Today is my last little offering for afternoon tea week. We’ve had mini jam cups, a cheeky sip or two of a g & tea and now we have passion meringues with coconut cream.
Because everyone likes a meringue, don’t they? Especially when they are slightly chewy in the middle and melt in your mouth.
Anointed with whipped coconut cream and tart passion fruit, these will make a lovely addition to any table, afternoon tea or otherwise.
I haven’t sweetened the passion fruit as I wanted the sourness to off-set the sweetness of the meringue and the cream, but if you feel that pure unadulterated passion fruit is too much for you, feel free to add a pinch of sugar or so.
Simple and cloud like, these are a real crowd pleaser! Like individual pavlovas . . . !
Passion Meringues with Coconut Cream
Ingredients:
- 1 x 400ml can of coconut milk
- 2 large egg whites
- pinch of salt
- 150g caster sugar, aka superfine sugar
- 1/4 tsp vanilla extract + 1/2 tsp for the coconut cream
- 1 tsp coconut sugar, or caster sugar
- 2 – 3 passion fruit
Method:
- The day / night before you want to make these place the can of coconut milk upside-down in the fridge.
- Pre-heat the oven to 140 Celsius / 120 fan / 275 Fahrenheit. Line a large baking sheet with non-stick baking paper.
- Place the egg whites and salt in a clean bowl.
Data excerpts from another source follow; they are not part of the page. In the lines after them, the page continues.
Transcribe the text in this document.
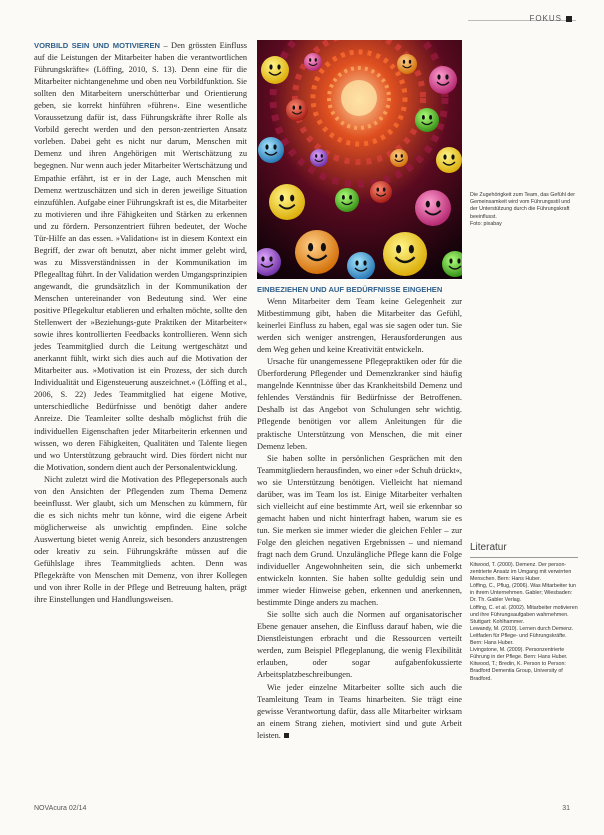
FOKUS

VORBILD SEIN UND MOTIVIEREN – Den grössten Einfluss auf die Leistungen der Mitarbeiter haben die verantwortlichen Führungskräfte« (Löffing, 2010, S. 13). Denn eine für die Mitarbeiter nichtangenehme und oben neu Vorbildfunktion. Sie sollten den Mitarbeitern unerschütterbar und Orientierung geben, sie korrekt hinführen »führen«. Eine wesentliche Voraussetzung dafür ist, dass Führungskräfte ihrer Rolle als Vorbild gerecht werden und den person-zentrierten Ansatz vorleben. Dabei geht es nicht nur darum, Menschen mit Demenz und ihren Angehörigen mit Wertschätzung zu begegnen. Nur wenn auch jeder Mitarbeiter Wertschätzung und Empathie erfährt, ist er in der Lage, auch Menschen mit Demenz wertzuschätzen und sich in deren jeweilige Situation einzufühlen. Aufgabe einer Führungskraft ist es, die Mitarbeiter zu motivieren und ihre Fähigkeiten und Stärken zu erkennen und zu fördern. Personzentriert führen bedeutet, der Woche Tür-Hilfe an das essen. »Validation« ist in diesem Kontext ein Begriff, der zwar oft benutzt, aber nicht immer gelebt wird, was zu Missverständnissen in der Kommunikation im Pflegealltag führt. In der Validation werden Umgangsprinzipien angewandt, die grundsätzlich in der Kommunikation der Menschen untereinander von Bedeutung sind. Wer eine positive Pflegekultur etablieren und erhalten möchte, sollte den Stellenwert der »Beziehungs-gute Praktiken der Mitarbeiter« sowie ihres kontrollierten Feedbacks kontrollieren. Wenn sich jedes Teammitglied durch die Leitung wertgeschätzt und anerkannt fühlt, wirkt sich dies auch auf die Motivation der Mitarbeiter aus. »Motivation ist ein Prozess, der sich durch Individualität und Eigensteuerung auszeichnet.« (Löffing et al., 2006, S. 22) Jedes Teammitglied hat eigene Motive, unterschiedliche Bedürfnisse und benötigt daher andere Anreize. Die Teamleiter sollte deshalb möglichst früh die individuellen Eigenschaften jeder Mitarbeiterin erkennen und wissen, wo deren Fähigkeiten, Qualitäten und Talente liegen und wo Unterstützung gebraucht wird. Dies fördert nicht nur die Motivation, sondern dient auch der Personalentwicklung.

Nicht zuletzt wird die Motivation des Pflegepersonals auch von den Ansichten der Pflegenden zum Thema Demenz beeinflusst. Wer glaubt, sich um Menschen zu kümmern, für die es sich nichts mehr tun könne, wird die eigene Arbeit möglicherweise als unwichtig empfinden. Eine solche Auswertung bietet wenig Anreiz, sich besonders anzustrengen oder kreativ zu sein. Führungskräfte müssen auf die Gefühlslage ihres Teammitglieds achten. Denn was Pflegekräfte von Menschen mit Demenz, von ihrer Kollegen und von ihrer Rolle in der Pflege und Betreuung halten, prägt ihre Einstellungen und Handlungsweisen.

Die Zugehörigkeit zum Team, das Gefühl der Gemeinsamkeit wird vom Führungsstil und der Unterstützung durch die Führungskraft beeinflusst.
Foto: pixabay

EINBEZIEHEN UND AUF BEDÜRFNISSE EINGEHEN

Wenn Mitarbeiter dem Team keine Gelegenheit zur Mitbestimmung gibt, haben die Mitarbeiter das Gefühl, keinerlei Einfluss zu haben, egal was sie sagen oder tun. Sie werden sich weniger anstrengen, Herausforderungen aus dem Weg gehen und keine Kreativität entwickeln.

Ursache für unangemessene Pflegepraktiken oder für die Überforderung Pflegender und Demenzkranker sind häufig mangelnde Kenntnisse über das Krankheitsbild Demenz und fehlendes Verständnis für Bedürfnisse der Betroffenen. Deshalb ist das Angebot von Schulungen sehr wichtig. Pflegende benötigen vor allem Anleitungen für die praktische Unterstützung von Menschen, die mit einer Demenz leben.

Sie haben sollte in persönlichen Gesprächen mit den Teammitgliedern herausfinden, wo einer »der Schuh drückt«, wo sie Unterstützung benötigen. Vielleicht hat niemand darüber, was im Team los ist. Einige Mitarbeiter verhalten sich vielleicht auf eine bestimmte Art, weil sie erkennbar so gemacht haben und nicht hinterfragt haben, warum sie es tun. Sie merken sie immer wieder die gleichen Fehler – zur Folge den gleichen negativen Ergebnissen – und niemand fragt nach dem Grund. Unzulängliche Pflege kann die Folge individueller Angewohnheiten sein, die sich unbemerkt entwickeln konnten. Sie haben sollte geduldig sein und immer wieder Hinweise geben, erkennen und anerkennen, bestimmte Dinge anders zu machen.

Sie sollte sich auch die Normen auf organisatorischer Ebene genauer ansehen, die Einfluss darauf haben, wie die Dienstleistungen erbracht und die Ressourcen verteilt werden, zum Beispiel Pflegeplanung, die wenig Flexibilität erlauben, oder sogar aufgabenfokussierte Arbeitsplatzbeschreibungen.

Wie jeder einzelne Mitarbeiter sollte sich auch die Teamleitung Team in Teams hinarbeiten. Sie trägt eine gewisse Verantwortung dafür, dass alle Mitarbeiter wirksam an einem Strang ziehen, motiviert sind und gute Arbeit leisten.

Literatur

Kitwood, T. (2000). Demenz. Der person-zentrierte Ansatz im Umgang mit verwirrten Menschen. Bern: Hans Huber.

Löffing, C., Pflug, (2006). Was Mitarbeiter tun in ihrem Unternehmen. Gabler; Wiesbaden: Dr. Th. Gabler Verlag.

Löffing, C. et al. (2002). Mitarbeiter motivieren und ihre Führungsaufgaben wahrnehmen. Stuttgart: Kohlhammer.

Lewandy, M. (2010). Lernen durch Demenz. Leitfaden für Pflege- und Führungskräfte. Bern: Hans Huber.

Livingstone, M. (2009). Personzentrierte Führung in der Pflege. Bern: Hans Huber. Kitwood, T.; Bredin, K. Person to Person: Bradford Dementia Group, University of Bradford.

NOVAcura 02/14	31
Whisk until they start to form soft peaks.
- Gradually add the sugar, whisking well in-between each addition, until you have a stiff, glossy mixture.
- Beat in the vanilla extract.
- Scrape the meringue mixture into a piping bag fitted with a serrated nozzle.
- Pipe rounds of meringue approximately 7cm in circumference onto the prepared baking sheet. Don’t place them too close together as they will puff up a little when baked.
- Bake for 30 minutes then turn off the oven, open the door a little and leave to cool completely in the oven.
- Remove the can of coconut milk from the fridge and turn it the right way up. Open it and pour off the water. Scoop the solid part into a bowl.
- Add the vanilla extract and sugar to the coconut cream and whip until light and fluffy. Store in the fridge until needed.
- To assemble – place a meringue on a plate and top with a dollop of the coconut cream (you could pipe it if you wanted to be really fancy) and then spoon over some passionfruit. Serve straight away to avoid soggy meringues.